Iraq and Pakistan have welcomed global leaders’ calls to accelerate efforts in implementing the UN’s Sustainable Development Goals, but urged developed economies to do more.
Addressing the SDG Summit, held on the sidelines of the 78th UN General Assembly, Pakistan’s caretaker prime minister called for increased financing from wealthy nations to assist with worsening poverty, food insecurity and debt distress.
“At the forthcoming COP28, Pakistan will seek climate justice, which includes our developed partners providing $100 billion in climate finance,” said Anwar-ul-Haq Kakar.
Declaring the international system “morally bankrupt,” he added that Pakistan would “press for the creation” of special drawing rights directly linked to SDG targets rather than those offered via the International Monetary Fund.
The IMF created SDRs as a supplementary international reserve asset that can be held only by the fund’s members to be exchanged for currency when needed.
While these traditional SDRs are based on a basket of five currencies — the British pound, the Chinese renminbi, the euro, the Japanese yen and the US dollar — developing countries have been angling for them to be linked directly to attainment of SDG targets.
Kakar was speaking in the wake of the SDG Summit submitting a political declaration to the UNGA that, if endorsed, would commit the international body to doubling down on efforts to reach the 17 SDGs, which include efforts to end hunger and poverty and address climate change.
Following Kakar on the stage, Iraqi Prime Minister Muhammad Shiaa Al-Sudani welcomed the summit’s adoption of the political declaration, stressing that achieving the SDGs is a “national mission and a humanitarian duty.”

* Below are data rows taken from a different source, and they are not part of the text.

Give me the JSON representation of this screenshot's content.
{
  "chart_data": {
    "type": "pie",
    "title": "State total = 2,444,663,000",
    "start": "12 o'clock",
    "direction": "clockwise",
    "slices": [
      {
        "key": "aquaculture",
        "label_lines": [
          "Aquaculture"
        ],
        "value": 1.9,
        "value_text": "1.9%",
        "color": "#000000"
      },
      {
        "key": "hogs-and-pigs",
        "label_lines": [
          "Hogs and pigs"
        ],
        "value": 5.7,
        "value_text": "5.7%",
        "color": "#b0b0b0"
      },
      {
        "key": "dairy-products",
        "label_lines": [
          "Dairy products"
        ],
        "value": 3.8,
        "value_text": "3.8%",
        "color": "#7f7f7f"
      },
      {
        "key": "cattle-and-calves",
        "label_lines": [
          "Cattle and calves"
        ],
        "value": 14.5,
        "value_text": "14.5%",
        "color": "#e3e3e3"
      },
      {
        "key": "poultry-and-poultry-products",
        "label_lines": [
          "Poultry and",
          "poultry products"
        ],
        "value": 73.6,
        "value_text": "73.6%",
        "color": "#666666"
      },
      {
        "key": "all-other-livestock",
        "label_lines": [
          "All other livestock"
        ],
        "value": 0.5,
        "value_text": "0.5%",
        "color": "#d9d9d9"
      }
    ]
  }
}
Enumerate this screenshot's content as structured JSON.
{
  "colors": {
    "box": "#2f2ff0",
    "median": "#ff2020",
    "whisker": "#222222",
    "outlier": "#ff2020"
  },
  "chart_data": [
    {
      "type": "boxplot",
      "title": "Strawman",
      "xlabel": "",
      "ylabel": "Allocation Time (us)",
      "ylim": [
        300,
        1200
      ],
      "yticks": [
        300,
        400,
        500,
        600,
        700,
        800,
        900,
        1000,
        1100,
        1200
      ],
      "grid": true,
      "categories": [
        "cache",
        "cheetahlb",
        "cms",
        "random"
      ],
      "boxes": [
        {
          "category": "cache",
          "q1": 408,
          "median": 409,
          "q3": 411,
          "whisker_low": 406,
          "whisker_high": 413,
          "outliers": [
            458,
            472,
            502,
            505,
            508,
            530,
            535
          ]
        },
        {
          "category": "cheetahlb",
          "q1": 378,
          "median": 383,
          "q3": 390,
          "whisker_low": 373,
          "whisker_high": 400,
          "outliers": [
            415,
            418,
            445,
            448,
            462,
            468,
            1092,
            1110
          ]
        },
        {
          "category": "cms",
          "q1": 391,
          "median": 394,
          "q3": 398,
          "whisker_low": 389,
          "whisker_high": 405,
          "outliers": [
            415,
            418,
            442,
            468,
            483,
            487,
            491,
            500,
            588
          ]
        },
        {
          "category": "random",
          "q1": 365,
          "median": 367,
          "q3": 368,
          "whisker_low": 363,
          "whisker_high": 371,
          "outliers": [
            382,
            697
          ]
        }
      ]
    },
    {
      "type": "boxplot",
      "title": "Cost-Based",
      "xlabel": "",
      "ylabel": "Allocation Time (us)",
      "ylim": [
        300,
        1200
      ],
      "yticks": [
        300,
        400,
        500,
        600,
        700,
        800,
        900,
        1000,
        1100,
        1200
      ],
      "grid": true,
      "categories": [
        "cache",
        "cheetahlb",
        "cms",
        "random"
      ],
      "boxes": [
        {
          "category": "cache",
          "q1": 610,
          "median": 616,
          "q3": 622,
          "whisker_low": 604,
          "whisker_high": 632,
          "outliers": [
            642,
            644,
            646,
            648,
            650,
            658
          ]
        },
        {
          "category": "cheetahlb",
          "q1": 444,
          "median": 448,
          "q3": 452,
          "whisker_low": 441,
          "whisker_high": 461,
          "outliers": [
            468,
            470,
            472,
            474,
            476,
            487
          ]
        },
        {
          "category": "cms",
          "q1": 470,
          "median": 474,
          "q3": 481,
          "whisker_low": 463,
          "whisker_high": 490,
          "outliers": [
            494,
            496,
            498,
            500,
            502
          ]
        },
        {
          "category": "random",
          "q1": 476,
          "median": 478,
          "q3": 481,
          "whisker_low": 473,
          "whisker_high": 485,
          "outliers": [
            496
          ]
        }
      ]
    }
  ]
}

Al-Sudani said: “Despite the multifaceted challenges facing Iraq, we’re committed to implementing the Sustainable Development Goals.”
He added: “It’s important to work hard with all partners to enhance progress in implementation, and the Iraqi national government’s program has been consistent.
“Iraq deals with all SDGs on one level, and as a result of the nature of the critical situation it’s going through, implementing the sixth goal related to water is a priority in light of the severe drought that Iraq is witnessing and its repercussions.”